Goitre is manifestly a family disorder to a large extent in certain regions, most familiarly in Alpine valleys in Switzerland. But this local feature takes us back to the same kind of question: Is it the transmission of a specially modified constitution from parents, or the direct action of morbid local influences on the children themselves, that produces bronchocele and its frequent attendant, cretinism? Undoubtedly, goitre often occurs in children of healthy parents brought from another locality into one where the disease is common; and, per contra, goitrous subjects not infrequently recover from the affection when removed for a length of time from the place where it was developed in them. We are, apparently, at least safe in taking here a position like that of Aitken concerning rickets: viz. that predisposing causes are derived from parentage, whereby, more easily than in those of different descent, certain influences will develop goitre or cretinism, or both together.
As to leprosy, there seems no more room for doubt that it is often—nay, generally—hereditary. The obscurity attending its history, however (more than one cutaneous affection having been from time to time classed under the same name), will justify our referring the reader for the particular discussion of its etiology to another part of this work. (See DISEASES OF THE CUTANEOUS SYSTEM.)
Hæmophilia is clearly hereditary in certain families. Immermann asserts it to be even a race-liability in the Jews. "Bleeders" upon occasion of very small wounds of the skin, gums, etc. have been known in several successive generations, including (Börner; Kehrer) women at the time of parturition, who then are apt to have dangerous hemorrhages./
Cancer presents as unmistakable examples of inheritance as any other disease. Paget asserts this to be traceable in one case out of three; Sibley, in one of nine; and Bryant, one of ten cases. De Morgan and others have shown the same thing to be true of non-malignant morbid growths.
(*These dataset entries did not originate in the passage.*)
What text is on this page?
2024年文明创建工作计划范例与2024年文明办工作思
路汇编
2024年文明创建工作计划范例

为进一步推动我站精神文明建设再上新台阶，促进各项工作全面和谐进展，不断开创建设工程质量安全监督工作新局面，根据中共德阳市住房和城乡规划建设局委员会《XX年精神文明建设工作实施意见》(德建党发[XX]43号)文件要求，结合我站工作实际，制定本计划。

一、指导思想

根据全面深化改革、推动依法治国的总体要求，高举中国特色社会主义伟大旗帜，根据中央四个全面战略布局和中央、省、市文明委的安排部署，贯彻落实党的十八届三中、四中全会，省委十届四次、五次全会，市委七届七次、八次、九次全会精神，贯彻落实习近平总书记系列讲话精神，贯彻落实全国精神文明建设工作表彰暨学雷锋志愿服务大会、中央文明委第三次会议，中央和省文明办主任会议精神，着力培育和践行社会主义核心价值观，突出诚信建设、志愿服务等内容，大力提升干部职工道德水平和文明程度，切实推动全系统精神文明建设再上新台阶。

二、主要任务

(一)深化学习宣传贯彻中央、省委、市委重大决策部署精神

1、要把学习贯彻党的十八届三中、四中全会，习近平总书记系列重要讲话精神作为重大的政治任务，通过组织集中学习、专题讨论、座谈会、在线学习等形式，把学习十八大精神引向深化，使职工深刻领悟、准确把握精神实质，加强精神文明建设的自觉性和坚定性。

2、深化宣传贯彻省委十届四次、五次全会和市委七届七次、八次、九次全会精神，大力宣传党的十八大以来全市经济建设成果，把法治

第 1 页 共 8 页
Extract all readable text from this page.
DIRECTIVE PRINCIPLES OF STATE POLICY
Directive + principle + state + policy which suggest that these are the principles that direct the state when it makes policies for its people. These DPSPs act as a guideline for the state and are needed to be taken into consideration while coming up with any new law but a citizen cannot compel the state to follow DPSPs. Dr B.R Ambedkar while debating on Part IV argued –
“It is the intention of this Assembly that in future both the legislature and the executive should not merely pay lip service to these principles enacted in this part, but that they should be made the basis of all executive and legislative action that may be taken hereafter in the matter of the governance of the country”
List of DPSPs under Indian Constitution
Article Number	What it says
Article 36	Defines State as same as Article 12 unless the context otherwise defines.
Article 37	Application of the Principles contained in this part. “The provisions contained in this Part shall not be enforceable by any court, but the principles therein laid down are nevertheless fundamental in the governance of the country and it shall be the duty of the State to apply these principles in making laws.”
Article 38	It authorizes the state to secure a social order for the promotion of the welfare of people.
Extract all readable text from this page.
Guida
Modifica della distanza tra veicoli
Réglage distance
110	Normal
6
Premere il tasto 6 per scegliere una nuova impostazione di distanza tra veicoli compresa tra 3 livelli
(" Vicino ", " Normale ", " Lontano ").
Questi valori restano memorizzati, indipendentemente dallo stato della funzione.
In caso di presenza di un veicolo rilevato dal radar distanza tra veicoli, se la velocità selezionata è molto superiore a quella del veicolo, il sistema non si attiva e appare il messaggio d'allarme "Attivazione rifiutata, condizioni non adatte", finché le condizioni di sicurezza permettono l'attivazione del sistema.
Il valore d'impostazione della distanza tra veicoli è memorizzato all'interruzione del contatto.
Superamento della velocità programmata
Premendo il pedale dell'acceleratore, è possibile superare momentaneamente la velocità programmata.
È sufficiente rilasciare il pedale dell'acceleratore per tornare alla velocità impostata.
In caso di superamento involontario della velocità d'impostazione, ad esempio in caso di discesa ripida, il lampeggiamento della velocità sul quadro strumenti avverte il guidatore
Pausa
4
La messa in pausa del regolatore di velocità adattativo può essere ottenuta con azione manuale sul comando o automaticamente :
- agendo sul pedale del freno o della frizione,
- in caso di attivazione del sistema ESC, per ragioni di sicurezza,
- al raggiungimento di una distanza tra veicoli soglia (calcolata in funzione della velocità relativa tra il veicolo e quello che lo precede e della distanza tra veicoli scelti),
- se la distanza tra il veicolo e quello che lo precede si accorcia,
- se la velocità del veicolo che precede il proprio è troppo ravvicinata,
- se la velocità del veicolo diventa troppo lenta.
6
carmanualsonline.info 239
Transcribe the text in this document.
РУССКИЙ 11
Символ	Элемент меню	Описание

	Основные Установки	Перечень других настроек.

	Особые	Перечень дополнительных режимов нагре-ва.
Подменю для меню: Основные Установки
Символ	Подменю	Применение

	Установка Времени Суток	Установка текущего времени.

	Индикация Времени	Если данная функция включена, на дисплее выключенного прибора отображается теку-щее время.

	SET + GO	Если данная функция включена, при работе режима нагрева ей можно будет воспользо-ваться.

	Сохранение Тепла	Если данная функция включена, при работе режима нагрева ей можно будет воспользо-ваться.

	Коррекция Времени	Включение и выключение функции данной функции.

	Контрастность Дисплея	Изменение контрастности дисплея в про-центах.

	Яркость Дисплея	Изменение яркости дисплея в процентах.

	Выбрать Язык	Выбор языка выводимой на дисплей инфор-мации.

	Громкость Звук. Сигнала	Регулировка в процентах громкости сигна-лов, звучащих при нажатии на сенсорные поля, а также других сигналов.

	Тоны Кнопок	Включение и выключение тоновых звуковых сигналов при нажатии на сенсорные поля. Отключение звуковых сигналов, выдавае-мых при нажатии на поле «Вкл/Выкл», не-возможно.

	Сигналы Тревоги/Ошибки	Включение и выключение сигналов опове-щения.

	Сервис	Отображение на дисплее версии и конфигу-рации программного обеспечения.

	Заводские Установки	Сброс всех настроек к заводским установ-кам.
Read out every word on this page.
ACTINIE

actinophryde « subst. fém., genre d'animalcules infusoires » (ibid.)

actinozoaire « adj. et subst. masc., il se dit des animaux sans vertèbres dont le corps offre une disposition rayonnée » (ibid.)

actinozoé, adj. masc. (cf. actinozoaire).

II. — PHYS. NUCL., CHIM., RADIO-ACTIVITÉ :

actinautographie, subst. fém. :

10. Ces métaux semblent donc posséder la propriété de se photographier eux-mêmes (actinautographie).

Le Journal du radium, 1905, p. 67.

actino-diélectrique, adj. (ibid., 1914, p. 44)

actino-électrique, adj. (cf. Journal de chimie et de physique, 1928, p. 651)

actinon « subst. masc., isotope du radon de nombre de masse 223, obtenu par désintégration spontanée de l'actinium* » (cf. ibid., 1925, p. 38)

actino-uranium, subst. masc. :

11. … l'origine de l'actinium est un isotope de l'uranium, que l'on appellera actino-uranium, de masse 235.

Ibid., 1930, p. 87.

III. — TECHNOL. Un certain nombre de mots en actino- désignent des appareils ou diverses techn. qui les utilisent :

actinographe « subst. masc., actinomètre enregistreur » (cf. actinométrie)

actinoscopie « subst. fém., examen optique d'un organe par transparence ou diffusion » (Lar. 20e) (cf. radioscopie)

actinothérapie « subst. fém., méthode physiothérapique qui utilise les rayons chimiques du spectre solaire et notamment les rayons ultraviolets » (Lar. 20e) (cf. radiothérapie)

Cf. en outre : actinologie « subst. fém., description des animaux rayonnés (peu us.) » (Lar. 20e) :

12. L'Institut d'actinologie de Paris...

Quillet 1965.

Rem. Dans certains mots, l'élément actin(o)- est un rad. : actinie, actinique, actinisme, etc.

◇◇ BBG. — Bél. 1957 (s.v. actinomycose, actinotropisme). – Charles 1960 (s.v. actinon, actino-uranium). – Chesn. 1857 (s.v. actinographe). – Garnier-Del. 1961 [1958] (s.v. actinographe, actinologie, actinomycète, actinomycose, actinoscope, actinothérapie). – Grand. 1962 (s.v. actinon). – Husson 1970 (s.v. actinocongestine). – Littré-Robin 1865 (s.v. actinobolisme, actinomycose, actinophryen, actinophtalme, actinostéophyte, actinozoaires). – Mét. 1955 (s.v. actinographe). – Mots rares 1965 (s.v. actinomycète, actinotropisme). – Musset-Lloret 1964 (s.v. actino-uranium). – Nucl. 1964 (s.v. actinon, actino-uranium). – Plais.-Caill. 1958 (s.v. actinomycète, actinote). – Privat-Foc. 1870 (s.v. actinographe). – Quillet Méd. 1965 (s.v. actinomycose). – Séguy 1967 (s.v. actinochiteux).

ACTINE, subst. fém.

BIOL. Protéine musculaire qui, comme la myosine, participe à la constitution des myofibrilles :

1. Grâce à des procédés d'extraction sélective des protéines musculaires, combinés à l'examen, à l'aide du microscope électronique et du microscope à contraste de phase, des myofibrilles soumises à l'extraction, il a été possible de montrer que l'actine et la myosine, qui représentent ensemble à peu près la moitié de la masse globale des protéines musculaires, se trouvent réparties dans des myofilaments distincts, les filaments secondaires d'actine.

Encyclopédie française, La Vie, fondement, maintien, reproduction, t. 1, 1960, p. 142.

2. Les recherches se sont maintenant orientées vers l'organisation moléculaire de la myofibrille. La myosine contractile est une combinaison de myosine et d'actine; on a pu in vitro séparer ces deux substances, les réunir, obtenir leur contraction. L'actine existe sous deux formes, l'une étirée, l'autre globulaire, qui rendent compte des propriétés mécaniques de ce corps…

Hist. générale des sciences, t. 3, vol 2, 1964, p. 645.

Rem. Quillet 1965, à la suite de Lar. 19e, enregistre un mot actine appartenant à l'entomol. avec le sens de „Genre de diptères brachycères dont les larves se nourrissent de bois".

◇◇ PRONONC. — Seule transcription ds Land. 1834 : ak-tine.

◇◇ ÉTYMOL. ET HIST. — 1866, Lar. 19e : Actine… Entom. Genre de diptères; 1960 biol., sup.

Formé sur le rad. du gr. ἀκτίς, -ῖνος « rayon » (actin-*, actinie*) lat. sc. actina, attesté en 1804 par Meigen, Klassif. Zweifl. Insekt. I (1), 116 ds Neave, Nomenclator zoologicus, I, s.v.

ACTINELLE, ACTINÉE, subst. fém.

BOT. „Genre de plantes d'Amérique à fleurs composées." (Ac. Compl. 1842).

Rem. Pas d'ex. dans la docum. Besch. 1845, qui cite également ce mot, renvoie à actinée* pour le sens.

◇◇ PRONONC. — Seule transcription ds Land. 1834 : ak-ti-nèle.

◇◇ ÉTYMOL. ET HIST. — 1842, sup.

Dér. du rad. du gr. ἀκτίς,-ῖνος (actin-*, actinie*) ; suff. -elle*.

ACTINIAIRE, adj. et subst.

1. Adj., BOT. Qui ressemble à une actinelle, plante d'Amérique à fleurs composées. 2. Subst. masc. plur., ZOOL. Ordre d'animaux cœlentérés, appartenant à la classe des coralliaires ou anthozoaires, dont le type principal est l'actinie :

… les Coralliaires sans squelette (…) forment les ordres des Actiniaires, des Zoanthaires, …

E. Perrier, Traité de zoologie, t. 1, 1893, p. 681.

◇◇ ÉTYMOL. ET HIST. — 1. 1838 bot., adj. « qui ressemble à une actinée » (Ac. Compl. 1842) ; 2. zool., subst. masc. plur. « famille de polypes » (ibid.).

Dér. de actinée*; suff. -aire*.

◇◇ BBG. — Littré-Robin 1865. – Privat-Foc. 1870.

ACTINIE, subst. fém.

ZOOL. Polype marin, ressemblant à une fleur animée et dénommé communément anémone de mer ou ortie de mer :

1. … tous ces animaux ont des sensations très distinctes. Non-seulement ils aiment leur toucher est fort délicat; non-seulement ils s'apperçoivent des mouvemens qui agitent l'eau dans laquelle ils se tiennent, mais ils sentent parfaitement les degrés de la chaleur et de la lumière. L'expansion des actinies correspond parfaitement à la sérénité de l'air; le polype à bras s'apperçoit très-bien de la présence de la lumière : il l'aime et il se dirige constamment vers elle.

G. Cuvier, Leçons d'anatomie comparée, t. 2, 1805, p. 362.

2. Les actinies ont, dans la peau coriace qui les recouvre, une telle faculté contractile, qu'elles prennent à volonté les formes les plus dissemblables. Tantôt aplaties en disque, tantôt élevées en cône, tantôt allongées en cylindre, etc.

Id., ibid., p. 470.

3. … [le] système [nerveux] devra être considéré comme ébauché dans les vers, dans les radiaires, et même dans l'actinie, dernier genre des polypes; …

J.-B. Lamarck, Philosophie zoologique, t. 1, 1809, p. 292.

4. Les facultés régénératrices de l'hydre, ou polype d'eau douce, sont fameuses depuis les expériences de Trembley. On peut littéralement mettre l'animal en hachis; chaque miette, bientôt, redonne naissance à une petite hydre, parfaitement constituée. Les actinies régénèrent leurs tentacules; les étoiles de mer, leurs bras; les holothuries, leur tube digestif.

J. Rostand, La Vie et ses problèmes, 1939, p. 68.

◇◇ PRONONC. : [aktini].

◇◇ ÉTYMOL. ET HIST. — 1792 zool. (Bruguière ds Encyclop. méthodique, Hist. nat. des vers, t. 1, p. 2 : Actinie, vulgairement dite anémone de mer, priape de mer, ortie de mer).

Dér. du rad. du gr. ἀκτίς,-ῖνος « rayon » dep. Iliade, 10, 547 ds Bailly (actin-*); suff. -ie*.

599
But, as Paget has remarked, when other local disease or deformity is inherited, it usually involves in the offspring the same tissue, often the same part of the body, as in the parent, but the transmitted cancerous tendency may show itself anywhere: "Cancer of the breast in the parent is marked as cancer of the lip in the offspring. The cancer of the cheek in the parent becomes cancer of the bone in the child. There is in these cases absolutely no relation at all of place or texture."
Cataract is believed by good authorities to be promoted by hereditary tendency. It is of the nature of a degeneration. Possibly, in a greatly-prolonged decay of all the organs with age, all eyes tend to become cataractous from structural alteration of the crystalline lens. Under observation a quite different rate of degenerative change takes place among the organs of the body in different individuals and families. Thus, the lens becomes opaque in some at an age when the hearing continues good and the muscles retain considerable vigor, while in members of other families the eyes remain in a sound condition at a time when other organs and powers have failed. Congenital cataract appears to be altogether independent of any proclivity transmitted from parents in the nature of an inheritance.